Comparison of the extent and severity of myocardial perfusion defects measured by CT coronary angiography and SPECT myocardial perfusion imaging

Balaji K Tamarappoo et al. JACC Cardiovasc Imaging. 2010 Oct.
Free article

Erratum in

  • JACC Cardiovasc Imaging. 2010 Nov;3(11):1205

Abstract

Objectives: We compared electrocardiogram-gated computed tomography (CT) myocardial perfusion imaging (MPI) based on quantification of the extent and severity of perfusion abnormalities to that measured with single-photon emission computed tomography (SPECT) MPI.
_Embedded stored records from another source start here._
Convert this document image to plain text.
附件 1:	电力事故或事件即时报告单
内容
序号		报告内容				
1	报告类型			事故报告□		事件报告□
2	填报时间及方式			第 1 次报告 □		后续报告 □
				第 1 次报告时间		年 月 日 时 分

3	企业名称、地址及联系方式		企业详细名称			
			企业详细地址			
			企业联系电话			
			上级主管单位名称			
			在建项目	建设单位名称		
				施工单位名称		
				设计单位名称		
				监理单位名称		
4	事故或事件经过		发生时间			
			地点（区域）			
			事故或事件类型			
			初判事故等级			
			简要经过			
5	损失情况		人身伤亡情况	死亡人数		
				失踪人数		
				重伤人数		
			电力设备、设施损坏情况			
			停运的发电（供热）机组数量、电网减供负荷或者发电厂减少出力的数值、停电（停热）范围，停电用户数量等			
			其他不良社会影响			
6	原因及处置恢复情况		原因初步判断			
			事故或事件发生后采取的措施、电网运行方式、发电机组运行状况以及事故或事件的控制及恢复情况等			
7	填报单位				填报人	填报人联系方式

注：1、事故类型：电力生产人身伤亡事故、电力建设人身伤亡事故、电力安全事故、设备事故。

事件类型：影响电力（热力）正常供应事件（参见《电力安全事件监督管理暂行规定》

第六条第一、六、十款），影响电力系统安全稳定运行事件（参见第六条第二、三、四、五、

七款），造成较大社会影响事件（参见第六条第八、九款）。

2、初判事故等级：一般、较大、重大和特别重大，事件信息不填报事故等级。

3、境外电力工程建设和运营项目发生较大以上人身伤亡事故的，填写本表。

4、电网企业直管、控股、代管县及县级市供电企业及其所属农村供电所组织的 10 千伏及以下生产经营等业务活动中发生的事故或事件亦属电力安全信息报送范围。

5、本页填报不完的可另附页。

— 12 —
Background: Contrast-enhanced CT-MPI has been used for the identification of myocardial ischemia.

Methods: We performed CT-MPI during intravenous adenosine infusion in 30 patients with perfusion abnormalities on rest/adenosine stress SPECT-MPI acquired within 60 days (18 stress-rest CT-MPI and 12 stress CT-MPI only). The extent and severity of perfusion defects on SPECT-MPI were assessed on a 5-point scale in a standard 17-segment model, and total perfusion deficit (TPD) was quantified by automated software. The extent and severity of perfusion defects on CT-MPI was visually assessed by 2 observers using the same grading scale and expressed as summed stress score and summed rest score; visually quantified TPD was given by summed stress score/(maximal score of 68) and summed rest score/68. The magnitude of perfusion abnormality on CT-MPI in regions of the myocardium was defined.

Results: On a per-segment basis, there was good agreement between CT-MPI and SPECT-MPI with a kappa of 0.71 (p < 0.0001) for detection of stress perfusion abnormalities. Automated TPD on SPECT-MPI was similar to visual TPD from CT-MPI (p = 0.65 stress TPD, and p = 0.12 ischemic TPD stress-rest) with excellent agreement (bias = -0.3 for stress TPD, and bias = 1.2 for ischemic TPD) on Bland-Altman analysis. Software-based quantification of the magnitude of stress perfusion deficit and ischemia on CT-MPI were similar to that for automated TPD measured by SPECT (p = 0.88 stress, and p = 0.48 ischemia), with minimal bias (bias = 0.6, and bias = 1.2).

Conclusions: Stress and reversible myocardial perfusion deficit measured by CT-MPI using a visual semiquantitative approach and a visually guided software-based approach show strong similarity with SPECT-MPI, suggesting that CT-MPI-based assessment of myocardial perfusion defects may be of clinical and prognostic value.